Any recommendation of MCP clients that follow the spec is appreciated

[asparsh29kumar]

Oh. Are you on the latest version of Cursor? Oauth is supported on the 1.0.0 version. The documentation for the same is here. They released it this week I believe.

Before this I used to use this mcp-remote node package to connect to remote servers with Oauth. It still works if you want to try it out:

{
  "mcpServers": {
    "auth-mcp-server": {
      "command": "npx",
      "args": ["mcp-remote", "https://mcp.example.com/mcp"]
    }
  }
}

[Rodriguespn]

Oh. Are you on the latest version of Cursor? Oauth is supported on the 1.0.0 version. The documentation for the same is here. They released it this week I believe.

Before this I used to use this mcp-remote node package to connect to remote servers with Oauth. It still works if you want to try it out:

{
  "mcpServers": {
    "auth-mcp-server": {
      "command": "npx",
      "args": ["mcp-remote", "https://mcp.example.com/mcp"]
    }
  }
}

Thanks @asparsh29kumar ! I was on an older version of Cursor — just updated to 1.0.0, and also upgraded the Python SDK to v1.9.3.

I had previously used mcp-remote successfully with Cursor, but after these upgrades, I’m now getting this error when calling the /authorize:

{"error":"invalid_request","error_description":"redirect_uri: URL scheme should be 'http' or 'https'"}

It looks like the change introduced in #895 didn’t update the URL Pydantic class accordingly — that might be the root cause here.

@sam-tombury @Kludex

[sam-tombury]

Yep that's the issue that #895 should solve. That PR isn't included in v1.9.3 - I'm not sure what the cadence/process for releases is here, but you should be able to pin your build to main (e.g. pip install git+https://github.com/modelcontextprotocol/python-sdk.git@main) if you'd like to test the fix

[Rodriguespn]

Yep that's the issue that #895 should solve. That PR isn't included in v1.9.3 - I'm not sure what the cadence/process for releases is here, but you should be able to pin your build to main (e.g. pip install git+https://github.com/modelcontextprotocol/python-sdk.git@main) if you'd like to test the fix

Thank you @sam-tombury, I'm past the URL validation error, but now it seems that Cursor is not registering as a client before calling /authorize. Does your Cursor register itself before calling /authorize?
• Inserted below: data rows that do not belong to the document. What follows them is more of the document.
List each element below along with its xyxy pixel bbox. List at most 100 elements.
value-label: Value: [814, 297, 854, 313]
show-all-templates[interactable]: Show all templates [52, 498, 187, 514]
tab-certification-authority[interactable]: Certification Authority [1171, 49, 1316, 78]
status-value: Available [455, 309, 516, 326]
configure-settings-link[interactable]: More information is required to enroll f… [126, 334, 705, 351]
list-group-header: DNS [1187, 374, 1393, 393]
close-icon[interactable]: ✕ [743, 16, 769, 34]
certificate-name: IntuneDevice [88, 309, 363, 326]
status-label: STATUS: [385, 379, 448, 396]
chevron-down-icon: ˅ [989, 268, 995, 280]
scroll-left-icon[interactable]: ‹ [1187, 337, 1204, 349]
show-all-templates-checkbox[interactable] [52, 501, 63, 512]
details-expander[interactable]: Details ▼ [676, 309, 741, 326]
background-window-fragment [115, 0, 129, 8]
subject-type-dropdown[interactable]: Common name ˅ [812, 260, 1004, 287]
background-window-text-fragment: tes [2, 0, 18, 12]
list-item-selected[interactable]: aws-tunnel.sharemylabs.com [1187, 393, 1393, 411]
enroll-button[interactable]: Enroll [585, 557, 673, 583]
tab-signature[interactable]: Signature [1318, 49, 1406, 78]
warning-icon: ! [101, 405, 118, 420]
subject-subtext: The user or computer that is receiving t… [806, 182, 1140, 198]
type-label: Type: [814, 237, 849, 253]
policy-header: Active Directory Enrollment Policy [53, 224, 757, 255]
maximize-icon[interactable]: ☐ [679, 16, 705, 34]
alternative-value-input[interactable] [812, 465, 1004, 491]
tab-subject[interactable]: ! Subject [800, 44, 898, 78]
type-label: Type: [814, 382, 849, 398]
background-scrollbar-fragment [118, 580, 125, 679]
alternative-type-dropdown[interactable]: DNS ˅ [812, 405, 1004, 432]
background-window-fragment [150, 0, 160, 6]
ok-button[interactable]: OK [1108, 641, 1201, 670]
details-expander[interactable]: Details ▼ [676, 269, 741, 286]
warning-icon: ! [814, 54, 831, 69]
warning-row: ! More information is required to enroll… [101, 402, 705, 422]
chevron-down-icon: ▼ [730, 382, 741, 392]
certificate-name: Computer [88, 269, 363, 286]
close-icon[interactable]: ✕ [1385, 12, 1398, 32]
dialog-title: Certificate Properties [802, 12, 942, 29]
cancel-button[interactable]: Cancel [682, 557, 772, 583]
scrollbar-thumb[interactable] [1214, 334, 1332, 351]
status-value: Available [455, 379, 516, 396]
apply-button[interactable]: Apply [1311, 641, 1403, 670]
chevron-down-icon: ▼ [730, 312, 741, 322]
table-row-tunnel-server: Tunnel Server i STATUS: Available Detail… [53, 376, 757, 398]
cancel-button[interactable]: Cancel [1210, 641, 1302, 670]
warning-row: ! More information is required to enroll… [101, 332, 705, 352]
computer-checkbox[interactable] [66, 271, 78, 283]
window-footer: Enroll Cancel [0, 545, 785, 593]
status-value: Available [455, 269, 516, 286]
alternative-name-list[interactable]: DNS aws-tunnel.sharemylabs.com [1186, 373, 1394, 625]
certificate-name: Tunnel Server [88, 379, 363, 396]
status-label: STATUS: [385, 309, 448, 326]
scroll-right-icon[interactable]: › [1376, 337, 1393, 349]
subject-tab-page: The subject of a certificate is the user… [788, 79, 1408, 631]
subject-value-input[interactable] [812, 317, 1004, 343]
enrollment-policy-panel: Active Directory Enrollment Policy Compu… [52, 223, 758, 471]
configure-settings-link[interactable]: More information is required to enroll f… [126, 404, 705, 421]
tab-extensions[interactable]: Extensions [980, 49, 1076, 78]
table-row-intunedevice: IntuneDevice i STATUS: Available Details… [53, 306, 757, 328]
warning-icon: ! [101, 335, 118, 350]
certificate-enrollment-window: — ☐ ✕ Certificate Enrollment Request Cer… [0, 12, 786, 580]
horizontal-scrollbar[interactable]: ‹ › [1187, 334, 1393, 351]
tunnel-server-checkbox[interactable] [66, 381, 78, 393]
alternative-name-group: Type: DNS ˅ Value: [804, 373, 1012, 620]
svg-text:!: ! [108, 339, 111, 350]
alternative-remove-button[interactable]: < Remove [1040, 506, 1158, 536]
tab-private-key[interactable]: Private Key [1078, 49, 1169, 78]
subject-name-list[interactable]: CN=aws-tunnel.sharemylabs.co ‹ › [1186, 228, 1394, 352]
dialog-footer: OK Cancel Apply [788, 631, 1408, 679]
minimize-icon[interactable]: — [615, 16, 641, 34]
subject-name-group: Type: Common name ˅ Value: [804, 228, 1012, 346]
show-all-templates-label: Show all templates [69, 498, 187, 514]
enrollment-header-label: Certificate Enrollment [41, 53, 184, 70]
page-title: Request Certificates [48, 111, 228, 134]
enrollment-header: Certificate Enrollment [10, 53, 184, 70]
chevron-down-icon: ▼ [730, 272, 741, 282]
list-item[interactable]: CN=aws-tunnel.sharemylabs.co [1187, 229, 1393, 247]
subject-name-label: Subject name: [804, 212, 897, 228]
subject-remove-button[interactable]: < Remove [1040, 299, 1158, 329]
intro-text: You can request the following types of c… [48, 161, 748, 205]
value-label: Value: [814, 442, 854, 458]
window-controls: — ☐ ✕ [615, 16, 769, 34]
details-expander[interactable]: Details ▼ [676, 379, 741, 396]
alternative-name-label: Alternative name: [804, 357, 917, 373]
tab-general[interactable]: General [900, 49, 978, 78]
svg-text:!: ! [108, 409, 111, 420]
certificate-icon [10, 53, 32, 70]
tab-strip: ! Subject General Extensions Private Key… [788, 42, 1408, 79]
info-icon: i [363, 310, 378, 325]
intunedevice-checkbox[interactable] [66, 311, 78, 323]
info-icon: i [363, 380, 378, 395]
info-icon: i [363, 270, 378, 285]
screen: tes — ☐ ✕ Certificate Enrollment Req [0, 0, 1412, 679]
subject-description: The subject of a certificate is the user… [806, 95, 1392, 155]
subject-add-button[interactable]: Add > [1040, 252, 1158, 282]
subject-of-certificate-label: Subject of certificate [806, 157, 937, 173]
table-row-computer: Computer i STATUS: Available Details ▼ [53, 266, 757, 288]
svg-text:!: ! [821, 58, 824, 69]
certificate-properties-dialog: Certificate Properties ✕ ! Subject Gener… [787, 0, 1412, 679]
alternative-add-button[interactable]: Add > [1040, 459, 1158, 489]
This is also happening with Claude Desktop so idk if this is the correct behavior or not (according to the MCP auth spec, it's not)

[sam-tombury]

Yes, it works end-to-end in Cursor for me and it seems like Cursor registers a new OAuth client for each authentication (if I logout and then authenticate again, it re-triggers the registration flow).

Just to check, have you configured client_registration_options properly? Example here, in particular you need to explicitly set enabled=True for the OAuth metadata to advertise that registration is supported.

[Rodriguespn]

Yes, it works end-to-end in Cursor for me and it seems like Cursor registers a new OAuth client for each authentication (if I logout and then authenticate again, it re-triggers the registration flow).

Just to check, have you configured client_registration_options properly? Example here, in particular you need to explicitly set enabled=True for the OAuth metadata to advertise that registration is supported.

Yes, I’ve set client_registration_options with enabled=True — I’ve attached a screenshot to show the current configuration.

Could this be because it's local dev? I've also tried using SSE transport, but it doesn't work.